REFORMA TRIBUTÁRIA: “Sistema Nacional de Gestão de Informações Territoriais – SINTER” e “Cadastro Imobiliário Brasileiro – CIB” são regulamentados pela Receita Federal
A Instrução Normativa RFB nº 2.275/2025, publicada em 18 de agosto de 2025, regulamenta a obrigatoriedade da adoção do Cadastro Imobiliário Brasileiro (CIB) e estabelece regras para o compartilhamento de informações imobiliárias por meio do Sistema Nacional de Gestão de Informações Territoriais (SINTER), ambos regulamentos pelo Decreto Nº 11.208/2022.
A medida decorre da Lei Complementar nº 214/25 e representa um marco na integração de dados imobiliários no Brasil, ao buscar a unificação das informações de cartórios, registros públicos, prefeituras e órgãos federais. Até então, o país enfrenta desafios relacionados à falta de integração entre cadastros municipais, estaduais e federais, o que dificultava o controle territorial, o combate a irregularidades e a justa arrecadação tributária.
O objetivo central, portanto, é garantir maior transparência, segurança jurídica e eficiência fiscal.
Dentre as inovações, o SINTER é um sistema de gestão pública que integra dados cadastrais, geoespaciais, ambientais, fiscais e jurídicos de imóveis urbanos e rurais, consolidando informações de órgãos públicos e cartórios em um banco de dados único a ser compartilhado com as administrações tributárias brasileiras.
Já o CIB funcionará como o "inventário do imóvel", criando um código identificador único válido em todo território nacional para cada unidade imobiliária. Os serviços notariais e registrais deverão adotá-lo e este deverá conter um valor de referência para cada bem imóvel que será divulgado e disponibilizado no SINTER.

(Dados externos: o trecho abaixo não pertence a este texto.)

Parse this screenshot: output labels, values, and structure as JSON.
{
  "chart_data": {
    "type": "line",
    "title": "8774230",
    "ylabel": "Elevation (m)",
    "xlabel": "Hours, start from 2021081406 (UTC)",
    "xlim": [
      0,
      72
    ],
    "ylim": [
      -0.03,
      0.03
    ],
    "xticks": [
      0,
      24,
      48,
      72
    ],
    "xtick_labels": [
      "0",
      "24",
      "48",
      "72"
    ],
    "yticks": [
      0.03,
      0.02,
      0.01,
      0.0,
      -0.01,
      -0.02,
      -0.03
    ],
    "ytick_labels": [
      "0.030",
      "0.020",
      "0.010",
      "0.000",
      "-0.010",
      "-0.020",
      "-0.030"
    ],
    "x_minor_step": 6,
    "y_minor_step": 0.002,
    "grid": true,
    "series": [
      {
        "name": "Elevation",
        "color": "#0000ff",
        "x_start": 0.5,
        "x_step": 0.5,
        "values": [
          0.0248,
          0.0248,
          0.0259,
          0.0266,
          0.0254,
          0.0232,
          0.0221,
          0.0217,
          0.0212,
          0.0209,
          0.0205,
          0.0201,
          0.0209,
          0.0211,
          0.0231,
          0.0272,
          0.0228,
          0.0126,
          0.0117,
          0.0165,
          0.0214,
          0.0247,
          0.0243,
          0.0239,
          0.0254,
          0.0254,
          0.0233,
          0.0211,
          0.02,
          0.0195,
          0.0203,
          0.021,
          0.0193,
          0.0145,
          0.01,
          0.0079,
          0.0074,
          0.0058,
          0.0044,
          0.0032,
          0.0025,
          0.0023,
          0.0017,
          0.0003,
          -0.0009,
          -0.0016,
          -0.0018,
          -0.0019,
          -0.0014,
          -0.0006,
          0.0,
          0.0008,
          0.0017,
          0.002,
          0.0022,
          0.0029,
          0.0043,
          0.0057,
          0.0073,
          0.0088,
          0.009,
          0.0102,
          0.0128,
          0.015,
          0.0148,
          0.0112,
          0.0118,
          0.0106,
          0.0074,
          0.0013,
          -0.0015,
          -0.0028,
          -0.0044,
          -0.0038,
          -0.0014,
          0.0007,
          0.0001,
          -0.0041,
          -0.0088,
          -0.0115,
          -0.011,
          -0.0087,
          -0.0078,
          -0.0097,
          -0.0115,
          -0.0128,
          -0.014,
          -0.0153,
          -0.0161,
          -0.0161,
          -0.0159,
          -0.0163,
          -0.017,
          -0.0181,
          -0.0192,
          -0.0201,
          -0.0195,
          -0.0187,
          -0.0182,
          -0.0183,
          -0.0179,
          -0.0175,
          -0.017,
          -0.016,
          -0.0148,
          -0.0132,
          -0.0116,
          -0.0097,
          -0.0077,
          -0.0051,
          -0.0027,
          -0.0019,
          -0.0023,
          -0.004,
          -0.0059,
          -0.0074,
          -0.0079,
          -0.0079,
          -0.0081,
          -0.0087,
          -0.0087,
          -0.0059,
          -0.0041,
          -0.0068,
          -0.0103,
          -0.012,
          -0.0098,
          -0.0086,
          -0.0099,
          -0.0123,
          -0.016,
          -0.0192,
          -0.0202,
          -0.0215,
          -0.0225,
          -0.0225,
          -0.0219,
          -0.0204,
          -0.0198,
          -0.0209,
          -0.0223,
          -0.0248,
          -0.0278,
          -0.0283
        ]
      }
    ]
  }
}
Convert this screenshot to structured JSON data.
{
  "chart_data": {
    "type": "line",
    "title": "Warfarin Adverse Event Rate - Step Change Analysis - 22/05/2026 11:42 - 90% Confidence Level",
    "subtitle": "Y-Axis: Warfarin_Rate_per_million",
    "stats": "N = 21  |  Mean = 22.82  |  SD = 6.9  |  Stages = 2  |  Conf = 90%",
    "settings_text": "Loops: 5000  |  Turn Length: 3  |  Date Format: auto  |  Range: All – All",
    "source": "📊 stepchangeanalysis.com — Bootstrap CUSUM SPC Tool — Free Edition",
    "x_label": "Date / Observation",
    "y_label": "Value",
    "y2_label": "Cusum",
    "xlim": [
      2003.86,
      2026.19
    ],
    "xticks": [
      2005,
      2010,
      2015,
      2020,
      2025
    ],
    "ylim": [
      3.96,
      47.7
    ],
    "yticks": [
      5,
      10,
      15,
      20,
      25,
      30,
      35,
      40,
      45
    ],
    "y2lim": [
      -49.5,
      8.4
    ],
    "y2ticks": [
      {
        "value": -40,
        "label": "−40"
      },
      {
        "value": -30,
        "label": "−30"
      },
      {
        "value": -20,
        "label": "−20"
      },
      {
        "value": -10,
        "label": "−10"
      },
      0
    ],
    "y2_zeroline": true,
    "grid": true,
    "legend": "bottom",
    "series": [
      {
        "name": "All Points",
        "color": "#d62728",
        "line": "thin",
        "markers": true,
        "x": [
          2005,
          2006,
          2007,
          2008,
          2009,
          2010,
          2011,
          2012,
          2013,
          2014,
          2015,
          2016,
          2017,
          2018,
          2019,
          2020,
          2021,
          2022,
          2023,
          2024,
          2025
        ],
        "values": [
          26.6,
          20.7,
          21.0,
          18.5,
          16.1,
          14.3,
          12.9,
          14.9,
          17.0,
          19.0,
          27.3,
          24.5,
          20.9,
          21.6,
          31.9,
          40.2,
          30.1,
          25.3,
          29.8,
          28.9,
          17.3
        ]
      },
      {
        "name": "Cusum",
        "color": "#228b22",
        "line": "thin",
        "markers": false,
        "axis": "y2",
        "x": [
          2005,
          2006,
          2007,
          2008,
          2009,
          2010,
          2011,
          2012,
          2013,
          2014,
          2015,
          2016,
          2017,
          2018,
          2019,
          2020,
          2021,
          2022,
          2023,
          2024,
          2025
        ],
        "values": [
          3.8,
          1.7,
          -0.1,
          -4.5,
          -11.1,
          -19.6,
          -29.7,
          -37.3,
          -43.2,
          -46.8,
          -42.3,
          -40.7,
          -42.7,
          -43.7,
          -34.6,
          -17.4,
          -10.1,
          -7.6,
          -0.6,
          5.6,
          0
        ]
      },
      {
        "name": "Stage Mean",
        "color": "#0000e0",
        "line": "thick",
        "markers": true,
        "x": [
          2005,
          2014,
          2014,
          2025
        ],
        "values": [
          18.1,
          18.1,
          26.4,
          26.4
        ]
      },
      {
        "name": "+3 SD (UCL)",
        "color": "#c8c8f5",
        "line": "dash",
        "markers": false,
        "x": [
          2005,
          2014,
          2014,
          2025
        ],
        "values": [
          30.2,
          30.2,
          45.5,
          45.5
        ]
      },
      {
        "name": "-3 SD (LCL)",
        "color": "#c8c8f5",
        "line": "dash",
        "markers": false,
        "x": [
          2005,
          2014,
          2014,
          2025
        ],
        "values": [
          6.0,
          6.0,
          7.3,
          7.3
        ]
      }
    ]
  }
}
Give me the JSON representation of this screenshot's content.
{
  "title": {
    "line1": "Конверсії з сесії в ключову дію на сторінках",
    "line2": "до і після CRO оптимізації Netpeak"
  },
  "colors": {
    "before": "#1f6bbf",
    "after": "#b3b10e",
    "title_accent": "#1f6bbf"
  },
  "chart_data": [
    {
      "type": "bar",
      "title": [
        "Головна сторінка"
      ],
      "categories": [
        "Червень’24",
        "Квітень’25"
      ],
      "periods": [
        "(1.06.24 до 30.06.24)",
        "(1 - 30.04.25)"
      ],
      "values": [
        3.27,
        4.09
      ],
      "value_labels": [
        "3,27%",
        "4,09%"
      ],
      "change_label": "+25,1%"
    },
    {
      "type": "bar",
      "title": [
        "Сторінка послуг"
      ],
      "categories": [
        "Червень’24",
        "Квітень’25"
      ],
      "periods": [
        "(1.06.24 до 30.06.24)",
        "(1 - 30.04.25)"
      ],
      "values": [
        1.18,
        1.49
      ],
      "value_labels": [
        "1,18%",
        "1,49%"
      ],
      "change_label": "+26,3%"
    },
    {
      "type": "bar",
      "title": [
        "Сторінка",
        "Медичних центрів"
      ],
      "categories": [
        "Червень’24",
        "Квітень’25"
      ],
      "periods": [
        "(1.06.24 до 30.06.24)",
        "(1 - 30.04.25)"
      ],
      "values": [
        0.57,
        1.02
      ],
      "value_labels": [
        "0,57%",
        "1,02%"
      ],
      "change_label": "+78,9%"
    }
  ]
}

Esse valor de referência corresponderá ao valor de mercado do imóvel, que levará em consideração a análise de preços praticados no mercado imobiliário, as informações enviadas pelas administrações tributárias e pelos serviços registrais e notariais, além dos dados específicos comparáveis (localização, tipologia, destinação e data, padrão e área de construção, entre outras características do bem imóvel).
Com efeito, a administrações tributárias poderá utilizar desse valor de referência para fins de fiscalização e arbitramento da base de cálculo do IBS e da CBS em operações imobiliárias, nos termos dos arts. 13, 255 e 256 da LC 214/25.
Em caso de descumprimento das obrigações previstas na IN RFB nº 2.275/25, o Serviço Notarial e Registral estará sujeito, observado o contraditório e a ampla defesa, às multas previstas no art. 57 da Medida Provisória nº 2.158-35/2001, que poderão chegar a 3% do valor das transações comerciais ou das operações financeiras, sem prejuízo das sanções administrativas aplicáveis pelos órgãos de fiscalização notarial e registral.
A IN RFB nº 2.275/25 estabelece, ainda, um plano de trabalho que visa viabilizar a implementação do CIB como identificador único dos bens imóveis urbanos e rurais. Haverá a instalação de um grupo de trabalho interinstitucional até 25/08/25, o desenvolvimento de um modelo-piloto para padronização de documentos e fluxos até 25/09/25, a entrada em produção até 25/11/25 e a apresentação dos resultados e recomendações ao gestor do SINTER até 20/12/25.
A perspectiva é que a partir de 2026 os órgãos da administração tenham validado o sistema para adoção do CIB como código de identificação cadastral dos bens imóveis e este esteja apto para unificará a base de (quase) todos os bens imóveis situados em território nacional.
Por ora, nenhuma providência deverá ser tomada pelos contribuintes. Contudo, a publicação da norma marca o início de um período de testes e debates práticos que serão determinantes para avaliar a efetividade do modelo e os ajustes necessários para que se alcance o equilíbrio entre arrecadação tributária, dinamismo do mercado imobiliário e garantia de direitos dos contribuintes.